Challenges for AI and Data Centers
As AI technology advances, the demands on data center components are increasing exponentially. Every critical element in the compute chain must rise to the challenge by delivering enhanced performance whilst consuming less power, providing greater bandwidth, achieving higher density, and doing so at a reduced cost.
The Power Challenge
McKinsey predicts that data center power consumption will represent ~12% of total US demand in 2030.
Training large language models (LLMs) requires immense computational demands, often taking weeks or even months to complete. As these models continue to grow in size and complexity, the required resources also increase. Hence, it is essential to develop new technologies that reduce power consumption across the entire compute chain.
AI and LLMs Limited by Memory Bandwidth
LLMs, such as GPT-4 (est. >1 trillion parameters) require more data to flow between memory and xPUs. Each parameter represents a bias that is updated during training, so larger models require more data retrieval, processing and writing, increasing the bandwidth needs for efficient execution.
Therefore, there is a need for low power, high bandwidth, low cost, reliable interconnect solutions to overcome these challenges.
µLED Interconnects Deliver Best-in-Class Energy Efficiency and Bandwidth Density
While electrical interconnects work well over short distances of a few millimeters, they face fundamental limits in terms of reach, size and power efficiency, especially at higher data rates and longer distances. Avicena’s LightBundle™ interconnects use arrays of microLEDs connected via multi-core fiber bundles to Photo Detectors on CMOS ICs. This enables ultra-low power links of < 1pJ/bit with up to 10m reach.

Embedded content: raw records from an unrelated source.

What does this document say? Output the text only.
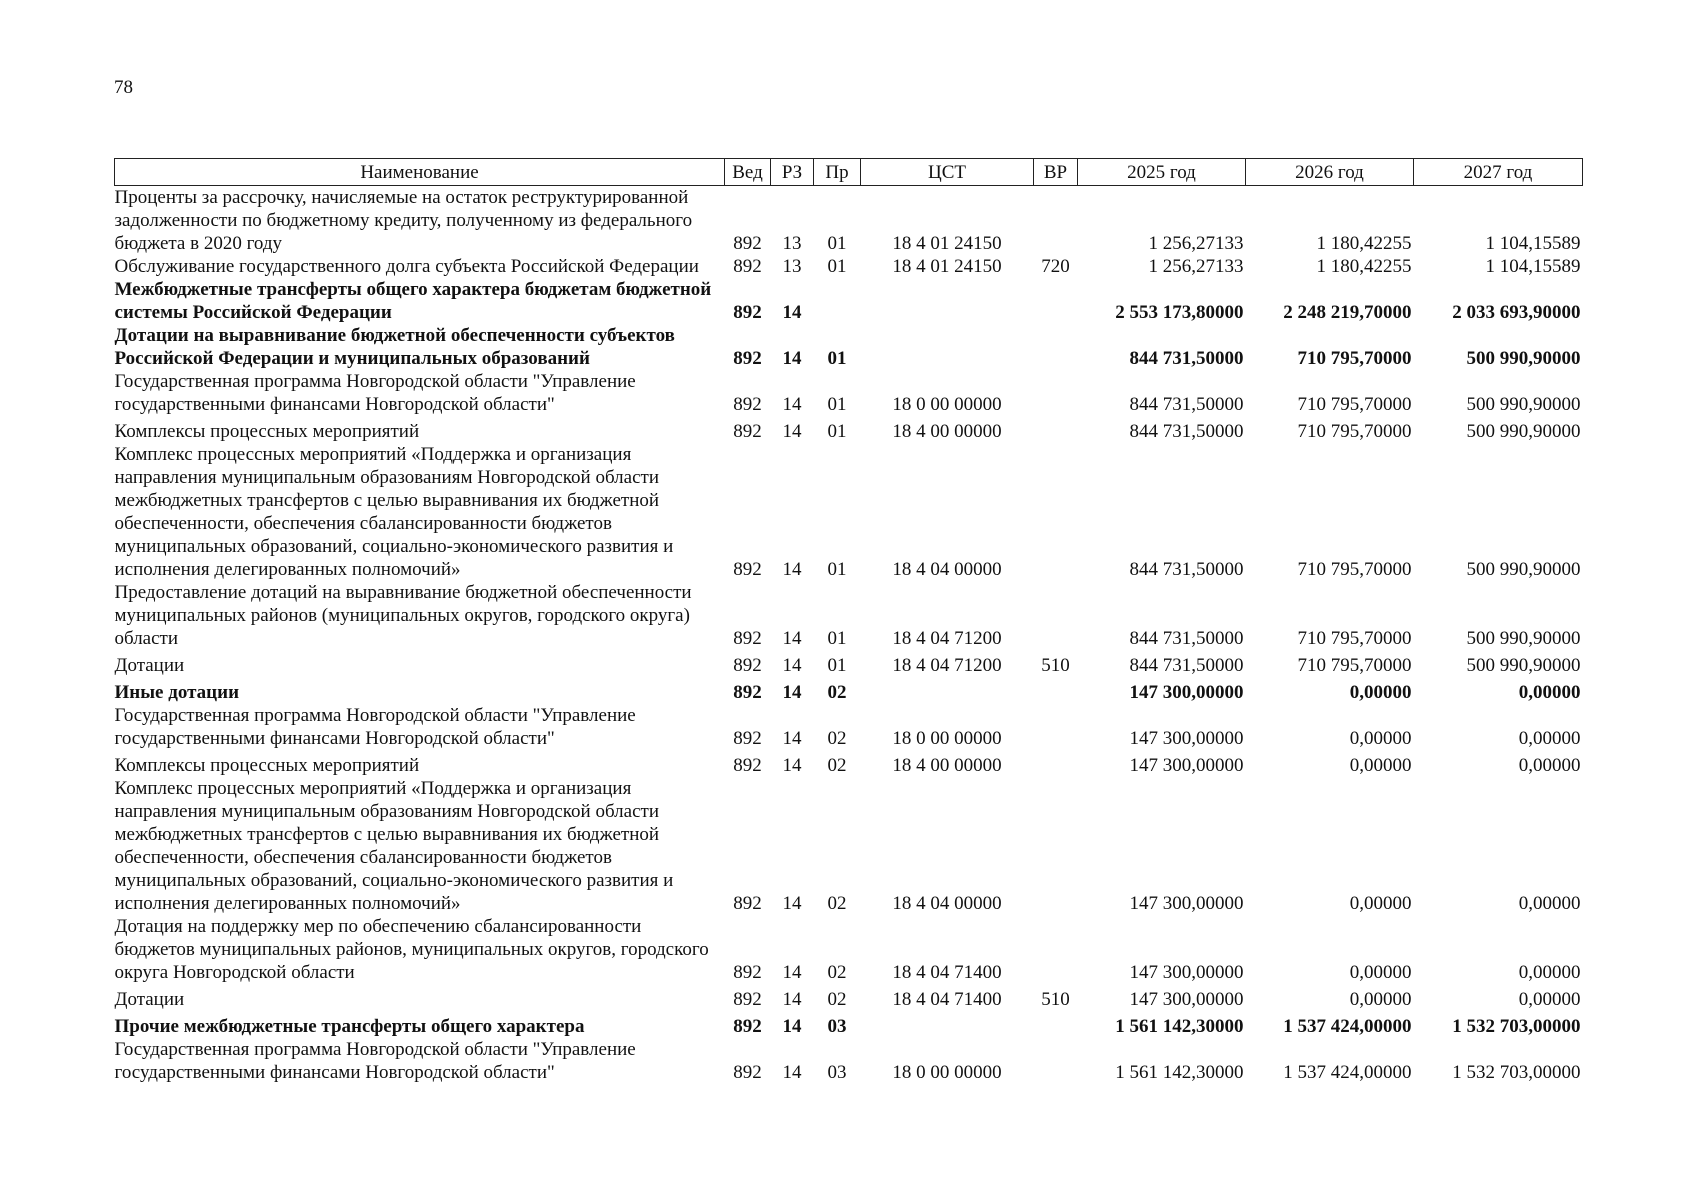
78
Наименование	Вед	РЗ	Пр	ЦСТ	ВР	2025 год	2026 год	2027 год
Проценты за рассрочку, начисляемые на остаток реструктурированной задолженности по бюджетному кредиту, полученному из федерального бюджета в 2020 году	892	13	01	18 4 01 24150		1 256,27133	1 180,42255	1 104,15589
Обслуживание государственного долга субъекта Российской Федерации	892	13	01	18 4 01 24150	720	1 256,27133	1 180,42255	1 104,15589
Межбюджетные трансферты общего характера бюджетам бюджетной системы Российской Федерации	892	14				2 553 173,80000	2 248 219,70000	2 033 693,90000
Дотации на выравнивание бюджетной обеспеченности субъектов Российской Федерации и муниципальных образований	892	14	01			844 731,50000	710 795,70000	500 990,90000
Государственная программа Новгородской области "Управление государственными финансами Новгородской области"	892	14	01	18 0 00 00000		844 731,50000	710 795,70000	500 990,90000
Комплексы процессных мероприятий	892	14	01	18 4 00 00000		844 731,50000	710 795,70000	500 990,90000
Комплекс процессных мероприятий «Поддержка и организация направления муниципальным образованиям Новгородской области межбюджетных трансфертов с целью выравнивания их бюджетной обеспеченности, обеспечения сбалансированности бюджетов муниципальных образований, социально-экономического развития и исполнения делегированных полномочий»	892	14	01	18 4 04 00000		844 731,50000	710 795,70000	500 990,90000
Предоставление дотаций на выравнивание бюджетной обеспеченности муниципальных районов (муниципальных округов, городского округа) области	892	14	01	18 4 04 71200		844 731,50000	710 795,70000	500 990,90000
Дотации	892	14	01	18 4 04 71200	510	844 731,50000	710 795,70000	500 990,90000
Иные дотации	892	14	02			147 300,00000	0,00000	0,00000
Государственная программа Новгородской области "Управление государственными финансами Новгородской области"	892	14	02	18 0 00 00000		147 300,00000	0,00000	0,00000
Комплексы процессных мероприятий	892	14	02	18 4 00 00000		147 300,00000	0,00000	0,00000
Комплекс процессных мероприятий «Поддержка и организация направления муниципальным образованиям Новгородской области межбюджетных трансфертов с целью выравнивания их бюджетной обеспеченности, обеспечения сбалансированности бюджетов муниципальных образований, социально-экономического развития и исполнения делегированных полномочий»	892	14	02	18 4 04 00000		147 300,00000	0,00000	0,00000
Дотация на поддержку мер по обеспечению сбалансированности бюджетов муниципальных районов, муниципальных округов, городского округа Новгородской области	892	14	02	18 4 04 71400		147 300,00000	0,00000	0,00000
Дотации	892	14	02	18 4 04 71400	510	147 300,00000	0,00000	0,00000
Прочие межбюджетные трансферты общего характера	892	14	03			1 561 142,30000	1 537 424,00000	1 532 703,00000
Государственная программа Новгородской области "Управление государственными финансами Новгородской области"	892	14	03	18 0 00 00000		1 561 142,30000	1 537 424,00000	1 532 703,00000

The parallel nature of the LightBundle interconnect is well matched to the wide internal bus architecture of ICs like CPUs, GPUs or switch ASICs, therefore eliminating the need for a power intensive SerDes interface. In addition, Avicena’s LightBundle is a 2D µLED array making it possible for the IO to cover the entire IC area, thereby increasing the BW density further.
LightBundle Achieving Class Leading Bandwidth Density
The figure illustrates how bandwidth density scales with per-lane data rates. With the current 4 Gbps lane data rate and 50 µm pitch , the LightBundle™ achieves bandwidth densities > 2 Tbps/mm.

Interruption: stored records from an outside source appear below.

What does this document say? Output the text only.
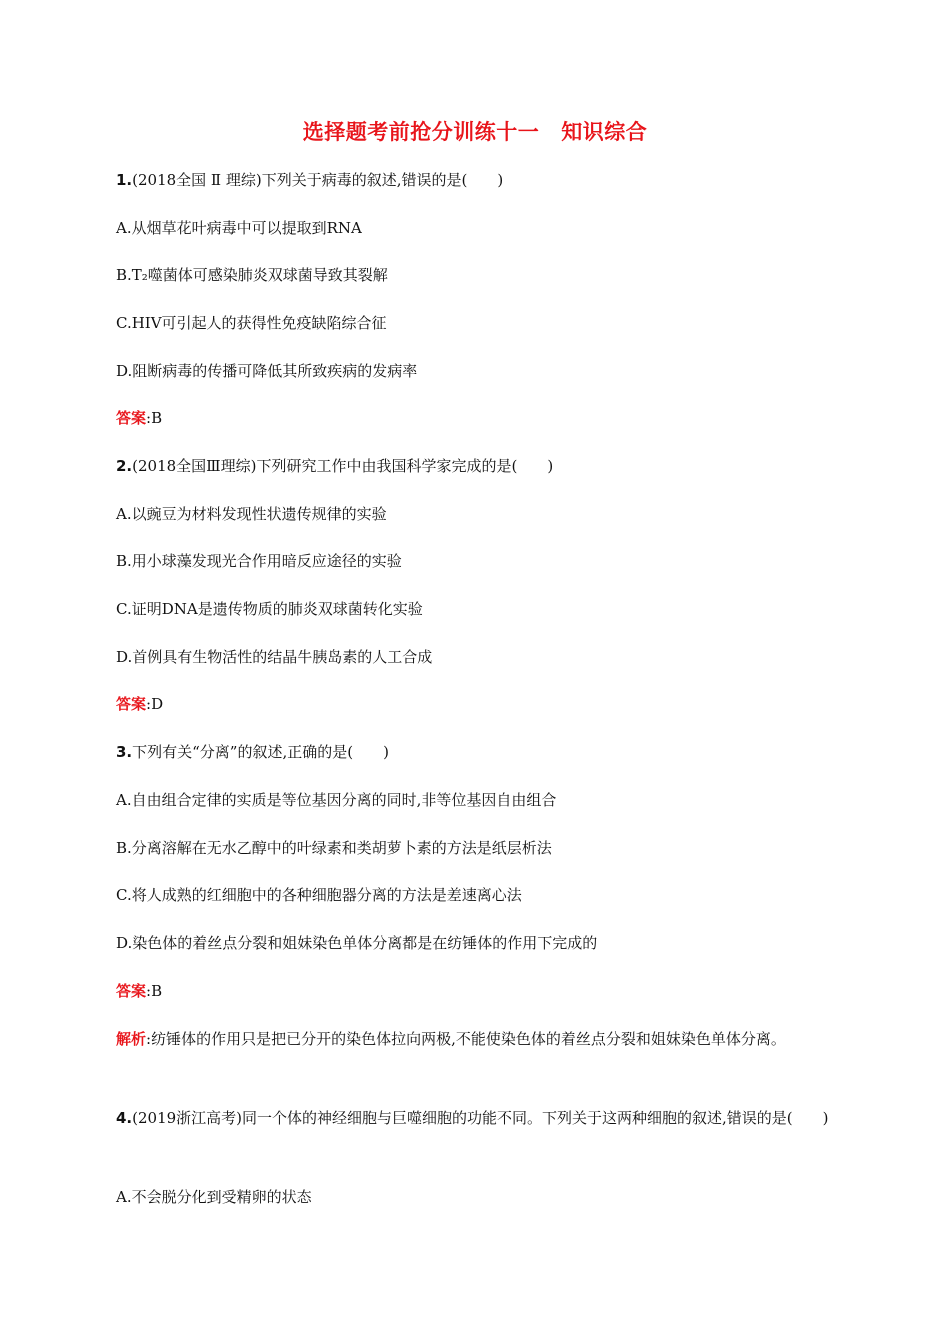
选择题考前抢分训练十一 知识综合
1.(2018全国 Ⅱ 理综)下列关于病毒的叙述,错误的是(　　)
A.从烟草花叶病毒中可以提取到RNA
B.T₂噬菌体可感染肺炎双球菌导致其裂解
C.HIV可引起人的获得性免疫缺陷综合征
D.阻断病毒的传播可降低其所致疾病的发病率
答案:B
2.(2018全国Ⅲ理综)下列研究工作中由我国科学家完成的是(　　)
A.以豌豆为材料发现性状遗传规律的实验
B.用小球藻发现光合作用暗反应途径的实验
C.证明DNA是遗传物质的肺炎双球菌转化实验
D.首例具有生物活性的结晶牛胰岛素的人工合成
答案:D
3.下列有关“分离”的叙述,正确的是(　　)
A.自由组合定律的实质是等位基因分离的同时,非等位基因自由组合
B.分离溶解在无水乙醇中的叶绿素和类胡萝卜素的方法是纸层析法
C.将人成熟的红细胞中的各种细胞器分离的方法是差速离心法
D.染色体的着丝点分裂和姐妹染色单体分离都是在纺锤体的作用下完成的
答案:B
解析:纺锤体的作用只是把已分开的染色体拉向两极,不能使染色体的着丝点分裂和姐妹染色单体分离。
4.(2019浙江高考)同一个体的神经细胞与巨噬细胞的功能不同。下列关于这两种细胞的叙述,错误的是(　　)
A.不会脱分化到受精卵的状态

The next generation of devices, featuring a reduced 25 µm pitch, will enable bandwidth densities exceeding 10 Tbps/mm.
LightBundle™: 10x Better Power and Density
The performance of an interconnect can be expressed in terms of a figure of merit (FoM) combining bandwidth density on the edge of chip (Gbps/mm) with energy efficiency (pJ/bit). Avicena’s LightBundle™ optical interconnects can achieve power and density FoMs which are >10x Better than Existing Solutions.
The chart shows the LightBundle interconnects match the performance of electrical links whilst increasing the reach up to ~10m, allowing more efficient scale-up AI architectures.
Product Roadmap for AI/ML Applications
Avicena’s On-Board Optics (OBO) solution consists of an array of 1.6Tbps OBO transceivers that can be placed close to the xPU, significantly reducing power consumption, boosting bandwith density, and facilitating xPU scale-up in data centers.